Mull agates are generally rather small, ranging from about 30 to 50mm in most cases, although larger examples do occur. Most are clear and banded chalcedony, and these frequently possess the most exquisite patterns. The agates found here are usually uncracked and show no colour apart from some with a pale honey-coloured tint. The monochrome banding is tight and beautiful, but some agates show very intricate and unusual patterns that are unique among Scottish agates. These agates possess unusual whorly and wave patterning. Another, almost characteristic of the Mull agates is that many of them contain large, often brown, Calcite crystalised inclusions.

The known agate deposits on Mull are localized but it’s a big island and has not probably been fully explored so there may be a lot more interesting areas to be found. Encounters with adders and other wildlife including deer and wild goats are frequent and the hills support numerous orchids and other flowers.

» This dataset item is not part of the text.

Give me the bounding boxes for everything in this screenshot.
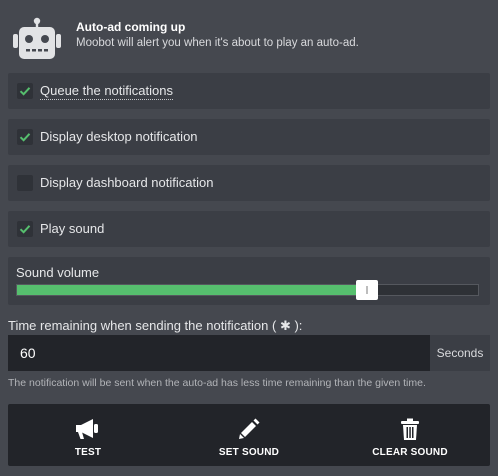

Occasionally in places like this somebody finds some exceptional specimens. This is exactly what a friend of mine, Mike Forster, managed to do while carefully examining the beaches of the south part of the Ross of Mull. After many collecting visits he managed to find these two beautiful specimens below showing the characteristic whorly patterning seen in agates from here.

 

Another interesting feature of these Mull agates is that they show some fluorescence. The vast majority of them fluoresce yellow under both LW and SW Ultraviolet light (more under LW though)..…..this is most likely due to trace amounts of Calcite within the cryptocrystalline Quartz of the agate structure.

 

Thanks to Mike Forster for most of these beautiful agates…..

 

Despite its proximity to Mull, the island of Iona has a very different geological history and the rocks that make up its structure are quite separate from its near neighbour. The country rock comprises formations including Torrridonian sandstone, about one thousand million years old and even earlier Lewissian gneisses from the Pre-Cambrian era, which have been dated at nearly three thousand million years of age, some of the oldest rocks in Britain.

None of the Iona rock formations is known to be agate bearing so the origin of the small, occasionally colourful agates found on some of the southern and western beaches is unknown. There are generally two types of agates found here, brown moss vein agate and green agates occasionally with a trace of red. Where they have come from is unknown but presumably glacial action had a part to play but the source is probably not the Mull as they appear to be different.